BMW Korea has explained that the exhaust gas recirculation (EGR) module could lead to a risk of fires, which reduces nitrogen oxide (NOx) emissions in diesel engines. The problem is that concerns over a risk of fires have been constantly raised since as early as 2015 regarding some BMW models including the BMW 520d. As many as seven BMW 520d vehicles have caught fire while driving this year. Last year also saw 13 fire case reports on the BMW 520d. Even with such frequent fire occurrences, BMW Korea has not taken any proper measure, but rather has kept selling the corresponding models, merely saying, “We are working to identify the causes of fires.” This has caused BMW drivers to shoulder the double burden of risk of fire and a drop in used car values.

BMW Korea made a belated announcement last Thursday to recall 42 models, or 106,317 units, but added that repairs could not be made by Aug. 20 at the earliest due to supply of auto parts.
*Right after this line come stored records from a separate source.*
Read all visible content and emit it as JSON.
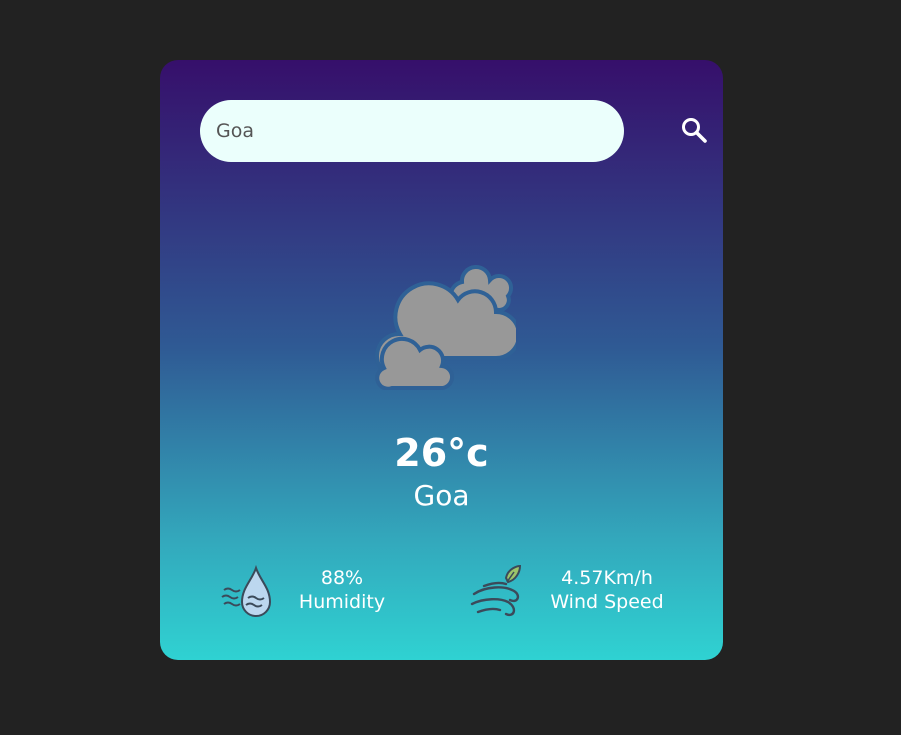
{
  "search": {
    "value": "Goa",
    "button_icon": "search-icon"
  },
  "weather": {
    "icon": "clouds-icon",
    "temperature": "26°c",
    "city": "Goa"
  },
  "humidity": {
    "icon": "humidity-icon",
    "value": "88%",
    "label": "Humidity"
  },
  "wind": {
    "icon": "wind-icon",
    "value": "4.57Km/h",
    "label": "Wind Speed"
  },
  "colors": {
    "page_background": "#222222",
    "card_top": "#360f6b",
    "card_bottom": "#2fd2d2",
    "search_background": "#ebfffc",
    "cloud": "#989898"
  }
}
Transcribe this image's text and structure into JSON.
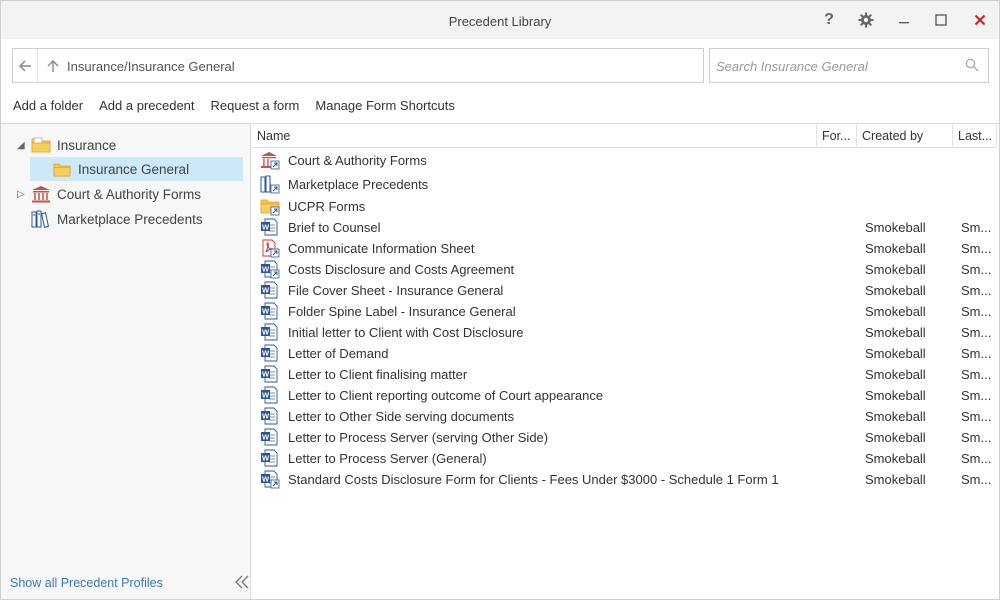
{
  "window": {
    "title": "Precedent Library",
    "help_label": "?"
  },
  "address": {
    "path": "Insurance/Insurance General"
  },
  "search": {
    "placeholder": "Search Insurance General"
  },
  "toolbar": {
    "add_folder": "Add a folder",
    "add_precedent": "Add a precedent",
    "request_form": "Request a form",
    "manage_shortcuts": "Manage Form Shortcuts"
  },
  "tree": {
    "items": [
      {
        "label": "Insurance",
        "icon": "folder-icon",
        "expanded": true
      },
      {
        "label": "Insurance General",
        "icon": "folder-icon",
        "selected": true
      },
      {
        "label": "Court & Authority Forms",
        "icon": "courthouse-icon",
        "expanded": false
      },
      {
        "label": "Marketplace Precedents",
        "icon": "books-icon"
      }
    ],
    "show_all": "Show all Precedent Profiles"
  },
  "columns": {
    "name": "Name",
    "form": "For...",
    "created_by": "Created by",
    "last": "Last..."
  },
  "rows": [
    {
      "name": "Court & Authority Forms",
      "icon": "courthouse-shortcut-icon",
      "created_by": "",
      "last": ""
    },
    {
      "name": "Marketplace Precedents",
      "icon": "books-shortcut-icon",
      "created_by": "",
      "last": ""
    },
    {
      "name": "UCPR Forms",
      "icon": "folder-shortcut-icon",
      "created_by": "",
      "last": ""
    },
    {
      "name": "Brief to Counsel",
      "icon": "word-doc-icon",
      "created_by": "Smokeball",
      "last": "Sm..."
    },
    {
      "name": "Communicate Information Sheet",
      "icon": "pdf-shortcut-icon",
      "created_by": "Smokeball",
      "last": "Sm..."
    },
    {
      "name": "Costs Disclosure and Costs Agreement",
      "icon": "word-shortcut-icon",
      "created_by": "Smokeball",
      "last": "Sm..."
    },
    {
      "name": "File Cover Sheet - Insurance General",
      "icon": "word-doc-icon",
      "created_by": "Smokeball",
      "last": "Sm..."
    },
    {
      "name": "Folder Spine Label - Insurance General",
      "icon": "word-doc-icon",
      "created_by": "Smokeball",
      "last": "Sm..."
    },
    {
      "name": "Initial letter to Client with Cost Disclosure",
      "icon": "word-doc-icon",
      "created_by": "Smokeball",
      "last": "Sm..."
    },
    {
      "name": "Letter of Demand",
      "icon": "word-doc-icon",
      "created_by": "Smokeball",
      "last": "Sm..."
    },
    {
      "name": "Letter to Client finalising matter",
      "icon": "word-doc-icon",
      "created_by": "Smokeball",
      "last": "Sm..."
    },
    {
      "name": "Letter to Client reporting outcome of Court appearance",
      "icon": "word-doc-icon",
      "created_by": "Smokeball",
      "last": "Sm..."
    },
    {
      "name": "Letter to Other Side serving documents",
      "icon": "word-doc-icon",
      "created_by": "Smokeball",
      "last": "Sm..."
    },
    {
      "name": "Letter to Process Server (serving Other Side)",
      "icon": "word-doc-icon",
      "created_by": "Smokeball",
      "last": "Sm..."
    },
    {
      "name": "Letter to Process Server (General)",
      "icon": "word-doc-icon",
      "created_by": "Smokeball",
      "last": "Sm..."
    },
    {
      "name": "Standard Costs Disclosure Form for Clients - Fees Under $3000 - Schedule 1 Form 1",
      "icon": "word-shortcut-icon",
      "created_by": "Smokeball",
      "last": "Sm..."
    }
  ],
  "colors": {
    "selection": "#cde8f7",
    "link": "#3a7ab8",
    "close": "#d41c1c",
    "word_blue": "#2b5797",
    "folder_yellow": "#f5c444",
    "court_red": "#c9504a"
  }
}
Even a petition was filed on the previous office’s petition board to ban BMW cars from driving until the recall is completed. It was as recently as one year ago when BMW Korea was embroiled in the “diesel gate” emissions cheating scandal, which later charged the company with 60.8 billion won in penalty for its falsified emissions tests. Nevertheless, it has not taken any proper action to fix the problem. Strict measures should be taken to stop import car companies from disregarding Korean consumers any longer.